NavigateDesign Morah BarMorah Bar by Navigate Design

For Morahv, Lam’s restaurant project in Dubai, mirrored walls and large planters are incorporated into the spaces to create separation between one area and the next. “There is a lot to play with when it comes to the use of materials for zones,” Lam says. “Planters can give you a zone without having to build something solid. If you’re sitting next to something that gives you any feeling of privacy, it can be used without thinking you need to build a wall.”

In addition to the entryway, Lam also views a restaurant’s exit as its own zone and ensures the design there is vibrant enough to bring guests back again. “It should be something to remember,” he says. “The way we design these days, we want people to walk past the bar and have a good memory of maybe having a drink there to the point where they will want to come back.”

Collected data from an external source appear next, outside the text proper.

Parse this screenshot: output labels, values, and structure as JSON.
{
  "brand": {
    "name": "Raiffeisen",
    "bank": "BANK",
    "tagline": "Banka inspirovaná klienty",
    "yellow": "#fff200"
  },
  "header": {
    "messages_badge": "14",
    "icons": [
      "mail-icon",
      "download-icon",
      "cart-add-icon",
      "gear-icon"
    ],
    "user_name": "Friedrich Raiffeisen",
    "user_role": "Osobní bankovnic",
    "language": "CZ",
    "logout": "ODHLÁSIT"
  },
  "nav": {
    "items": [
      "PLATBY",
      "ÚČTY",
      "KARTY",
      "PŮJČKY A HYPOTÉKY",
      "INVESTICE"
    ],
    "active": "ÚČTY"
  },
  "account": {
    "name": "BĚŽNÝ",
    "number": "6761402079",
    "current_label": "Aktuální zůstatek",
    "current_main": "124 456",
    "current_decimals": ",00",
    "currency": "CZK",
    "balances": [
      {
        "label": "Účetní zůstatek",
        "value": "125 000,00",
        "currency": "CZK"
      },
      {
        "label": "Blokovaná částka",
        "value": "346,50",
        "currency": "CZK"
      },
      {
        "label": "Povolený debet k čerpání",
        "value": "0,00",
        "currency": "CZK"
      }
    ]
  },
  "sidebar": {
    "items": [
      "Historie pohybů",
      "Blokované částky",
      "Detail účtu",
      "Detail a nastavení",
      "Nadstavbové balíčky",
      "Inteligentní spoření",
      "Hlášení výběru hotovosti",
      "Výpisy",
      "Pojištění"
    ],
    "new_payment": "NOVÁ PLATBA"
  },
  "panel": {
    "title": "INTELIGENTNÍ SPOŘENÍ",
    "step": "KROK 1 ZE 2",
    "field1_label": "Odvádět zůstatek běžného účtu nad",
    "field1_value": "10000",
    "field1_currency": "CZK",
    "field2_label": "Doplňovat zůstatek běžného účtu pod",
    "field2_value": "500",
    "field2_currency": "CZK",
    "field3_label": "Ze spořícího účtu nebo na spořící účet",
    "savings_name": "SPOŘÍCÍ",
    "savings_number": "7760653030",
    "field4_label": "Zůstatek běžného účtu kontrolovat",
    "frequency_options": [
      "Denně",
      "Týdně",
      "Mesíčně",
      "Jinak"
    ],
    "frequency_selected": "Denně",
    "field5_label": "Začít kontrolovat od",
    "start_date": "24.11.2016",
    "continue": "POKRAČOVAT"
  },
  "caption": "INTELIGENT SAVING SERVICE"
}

This is where visibility comes into play. Regardless of the way zones are created, operators should keep in mind that, especially in upscale-casual eateries, people want to see and be seen. They also want an experience they can’t get anywhere else. This holds true as much in the restroom as it does at the bar, in the dining room or on the patio. AZN has custom sinks in the restroom with faucets that evoke Japanese flowers.

“There are a lot of restaurants and bars in Atlanta that have tried to create a very unique bathroom experience. And I’ve seen the same thing in Las Vegas. People want to see something that gets people talking when they go back to the table,” Boggs says. “It enables guests to take a break from the dining experience without feeling let down.”

It can be easy to lose a brand message or story with the abundance of ways and areas restaurant operators can create zones. However, pulling it all together can happen easily with the right fixtures, furniture and other design elements.